The Sunon Asogli Power Plant alone has produced fifteen per cent of the total electricity generated in Ghana last year, the Managing Director of the company, Haicheng Zhang, has disclosed.

He told the Public Utilities Regulatory Commission (PURC) press corps during a fact-finding tour of the project site in Tema recently that the total energy produced by his outfit in Ghana so far was 1.2 billion kilowatt per hour.

“Our power supply is reliable. With Asogli Power Plant, the Electricity Company of Ghana and Ghana Grid Company Limited now have more power to deliver to VALCO,” Mr Zhang stated.

Work has begun with feasibility studies on the second phase of the Sunon Asogli Power Plant Project which is expected to produce about 360 megawatts of electricity on completion.

The Managing Director of the Project, Haicheng Zhang, told the press the project would cost his outfit $360 million.

The first phase of the project, which is producing 200 megawatts of power, costs the Chinese investor an amount of $200 million. Mr. Zhang further hinted that the total amount of power the Asogli Power Plant would be providing to the country was 560 megawatts.

“The project is environmentally-friendly and has a natural gas fueling combine cycle power plant situated on a 50-acre land within the premises of the company, located in the Tema Industrial Enclave,” Mr Zhang stated.

Togbe Afede XIV, a Director of the company, said inconsistent gas supply had been a major challenge that the company was facing but hoped when Ghana’s oil and gas production started, the problem should be resolved. Currently, 200 Ghanaians are being employed at the facility with 80 expatriate Chinese.

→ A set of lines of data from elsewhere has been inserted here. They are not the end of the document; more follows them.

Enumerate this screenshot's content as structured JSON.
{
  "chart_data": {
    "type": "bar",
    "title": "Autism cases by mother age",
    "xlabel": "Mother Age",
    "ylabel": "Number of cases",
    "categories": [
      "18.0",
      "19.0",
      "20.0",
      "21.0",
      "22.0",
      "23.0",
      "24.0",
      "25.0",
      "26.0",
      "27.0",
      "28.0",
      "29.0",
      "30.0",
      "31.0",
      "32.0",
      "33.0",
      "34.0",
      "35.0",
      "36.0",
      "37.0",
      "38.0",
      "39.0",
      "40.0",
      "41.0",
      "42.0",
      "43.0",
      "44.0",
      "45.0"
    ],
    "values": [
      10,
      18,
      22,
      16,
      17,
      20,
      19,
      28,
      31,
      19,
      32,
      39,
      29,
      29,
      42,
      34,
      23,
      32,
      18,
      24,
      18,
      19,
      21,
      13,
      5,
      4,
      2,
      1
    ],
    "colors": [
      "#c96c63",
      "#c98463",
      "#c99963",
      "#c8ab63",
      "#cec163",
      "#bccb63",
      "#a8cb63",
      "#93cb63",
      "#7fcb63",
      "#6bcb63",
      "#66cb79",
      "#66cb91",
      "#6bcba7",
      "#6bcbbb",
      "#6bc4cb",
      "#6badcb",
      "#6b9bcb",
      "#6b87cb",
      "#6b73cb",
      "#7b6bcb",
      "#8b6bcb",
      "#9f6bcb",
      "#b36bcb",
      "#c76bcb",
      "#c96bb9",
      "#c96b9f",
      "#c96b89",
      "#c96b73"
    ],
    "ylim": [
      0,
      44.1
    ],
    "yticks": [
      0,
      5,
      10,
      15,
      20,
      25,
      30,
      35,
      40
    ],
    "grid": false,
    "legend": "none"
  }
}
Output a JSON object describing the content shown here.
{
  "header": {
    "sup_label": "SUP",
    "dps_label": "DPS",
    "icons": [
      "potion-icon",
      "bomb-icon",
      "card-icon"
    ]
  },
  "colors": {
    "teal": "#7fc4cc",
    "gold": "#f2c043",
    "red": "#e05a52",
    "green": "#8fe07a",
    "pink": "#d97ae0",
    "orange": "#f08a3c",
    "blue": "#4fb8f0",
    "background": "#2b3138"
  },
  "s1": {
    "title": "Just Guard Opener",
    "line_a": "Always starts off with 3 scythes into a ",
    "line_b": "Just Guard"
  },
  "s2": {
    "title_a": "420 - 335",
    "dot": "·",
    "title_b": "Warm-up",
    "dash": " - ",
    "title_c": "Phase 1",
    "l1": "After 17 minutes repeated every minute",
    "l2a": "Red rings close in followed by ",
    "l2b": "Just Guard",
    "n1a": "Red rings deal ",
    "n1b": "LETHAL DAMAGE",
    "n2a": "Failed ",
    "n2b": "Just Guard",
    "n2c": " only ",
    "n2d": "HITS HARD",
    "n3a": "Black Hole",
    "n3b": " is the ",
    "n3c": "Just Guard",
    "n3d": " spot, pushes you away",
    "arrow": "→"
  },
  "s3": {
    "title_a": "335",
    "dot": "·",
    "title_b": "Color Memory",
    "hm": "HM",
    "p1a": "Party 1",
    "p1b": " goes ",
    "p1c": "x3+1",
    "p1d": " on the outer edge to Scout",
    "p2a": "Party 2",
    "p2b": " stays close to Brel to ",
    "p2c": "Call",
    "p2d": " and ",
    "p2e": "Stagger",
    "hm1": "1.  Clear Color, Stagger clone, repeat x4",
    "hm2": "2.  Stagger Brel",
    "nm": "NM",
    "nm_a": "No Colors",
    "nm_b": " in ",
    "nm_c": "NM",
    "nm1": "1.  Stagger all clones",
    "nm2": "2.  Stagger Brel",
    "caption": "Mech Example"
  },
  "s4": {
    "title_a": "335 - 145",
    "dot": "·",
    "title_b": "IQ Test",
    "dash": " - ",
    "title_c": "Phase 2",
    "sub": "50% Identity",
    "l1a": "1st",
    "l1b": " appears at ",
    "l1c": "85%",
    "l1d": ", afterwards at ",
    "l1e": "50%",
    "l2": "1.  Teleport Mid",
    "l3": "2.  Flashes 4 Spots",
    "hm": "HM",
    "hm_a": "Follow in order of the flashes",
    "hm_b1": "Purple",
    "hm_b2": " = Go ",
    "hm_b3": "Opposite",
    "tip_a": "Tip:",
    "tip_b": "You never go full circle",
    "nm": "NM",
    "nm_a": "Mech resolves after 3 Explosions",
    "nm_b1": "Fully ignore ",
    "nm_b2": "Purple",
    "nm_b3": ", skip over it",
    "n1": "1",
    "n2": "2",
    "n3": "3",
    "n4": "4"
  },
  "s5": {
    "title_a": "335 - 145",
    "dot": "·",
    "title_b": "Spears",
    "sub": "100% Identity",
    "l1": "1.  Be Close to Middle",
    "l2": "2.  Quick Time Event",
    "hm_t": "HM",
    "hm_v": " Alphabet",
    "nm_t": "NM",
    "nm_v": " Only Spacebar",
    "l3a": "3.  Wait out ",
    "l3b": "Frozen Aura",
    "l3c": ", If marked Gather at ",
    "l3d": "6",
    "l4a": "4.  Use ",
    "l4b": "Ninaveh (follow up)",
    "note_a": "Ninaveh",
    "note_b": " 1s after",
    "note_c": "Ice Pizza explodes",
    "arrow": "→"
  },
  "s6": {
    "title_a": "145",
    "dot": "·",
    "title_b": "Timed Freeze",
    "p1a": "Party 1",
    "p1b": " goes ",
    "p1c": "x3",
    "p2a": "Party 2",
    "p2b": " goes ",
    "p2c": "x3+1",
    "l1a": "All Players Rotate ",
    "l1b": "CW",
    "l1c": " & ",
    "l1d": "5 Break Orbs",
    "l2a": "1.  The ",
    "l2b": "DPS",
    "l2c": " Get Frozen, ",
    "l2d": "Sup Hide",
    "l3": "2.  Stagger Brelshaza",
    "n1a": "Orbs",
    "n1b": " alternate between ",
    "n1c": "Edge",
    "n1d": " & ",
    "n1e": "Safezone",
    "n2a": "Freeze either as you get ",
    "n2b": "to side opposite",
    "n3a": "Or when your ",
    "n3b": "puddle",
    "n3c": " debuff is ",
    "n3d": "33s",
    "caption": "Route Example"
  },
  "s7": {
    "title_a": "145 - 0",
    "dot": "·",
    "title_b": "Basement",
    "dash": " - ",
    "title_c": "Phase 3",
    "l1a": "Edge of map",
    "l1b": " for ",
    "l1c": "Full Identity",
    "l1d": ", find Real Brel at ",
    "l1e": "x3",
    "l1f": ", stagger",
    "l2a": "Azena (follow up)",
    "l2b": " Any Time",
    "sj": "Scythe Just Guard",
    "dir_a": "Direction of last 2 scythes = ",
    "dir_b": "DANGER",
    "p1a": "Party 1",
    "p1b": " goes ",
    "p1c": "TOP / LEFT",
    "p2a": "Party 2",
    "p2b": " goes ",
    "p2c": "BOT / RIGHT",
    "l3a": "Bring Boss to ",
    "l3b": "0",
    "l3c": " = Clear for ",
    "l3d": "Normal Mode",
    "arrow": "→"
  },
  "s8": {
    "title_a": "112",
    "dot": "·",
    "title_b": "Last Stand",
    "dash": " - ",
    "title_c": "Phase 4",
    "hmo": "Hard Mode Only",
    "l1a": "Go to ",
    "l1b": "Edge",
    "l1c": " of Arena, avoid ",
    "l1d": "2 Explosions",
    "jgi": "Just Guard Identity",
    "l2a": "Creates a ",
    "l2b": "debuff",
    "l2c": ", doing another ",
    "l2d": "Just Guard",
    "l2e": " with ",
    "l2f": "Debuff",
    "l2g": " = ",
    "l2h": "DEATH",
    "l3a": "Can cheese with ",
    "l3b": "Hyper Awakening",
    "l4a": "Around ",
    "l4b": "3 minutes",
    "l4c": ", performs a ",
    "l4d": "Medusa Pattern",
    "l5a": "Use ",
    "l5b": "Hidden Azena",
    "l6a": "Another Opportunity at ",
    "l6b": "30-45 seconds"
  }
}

The Sunon Asogli Kpone Power Plant Project is the fruit of a visit to China by Togbe Afede XIV, a Ghanaian businessman and the Agbogbomefia (paramount chief) of the Asogli State, who succeeded in getting Shenzen Energy Group Company Limited and China-Africa Development Fund to buy into the idea of constructing a gas-energy project that has a huge market potential in Ghana and the sub-region.

Even before the plant came on-stream in 2007, it had been touted as a presentable icon of the public-private partnership the Government of Ghana was promoting to accelerate the nation’s pace of socio-economic development.

With the liberalisation of the energy sector in Ghana following the energy crisis that hit the country some years ago, Sunon-Asogli – a private Chinese-Ghanaian business Joint-Venture with a power investment portfolio – seeks to build an energy village to produce 560 megawatts of electric power to be sold to the main power distributors in Ghana: Ghana Grid Company Limited (GRIDCo) and Electricity Company of Ghana (ECG).

Currently, electricity consumption in Ghana is estimated at over 7.095 billion kilowatts per hour (kWh), while production capacity is pegged at over 6.489 billion kWh.

The Sunon Asogli Power Plant Project has been initiated at a time when consensus has been reached to allow independent power producers to help solve Africa’s energy problems.

For now, financiers of the Sunon Asogli Power Plant Project see the Electricity Company of Ghana (ECG) as their sole customer for gas-fired power.

But if the national electricity firm gives them a raw deal, they will have no choice but to look elsewhere – such as to big-energy consuming firms like those in the mining and alumina smelting sectors – to buy the energy that is produced.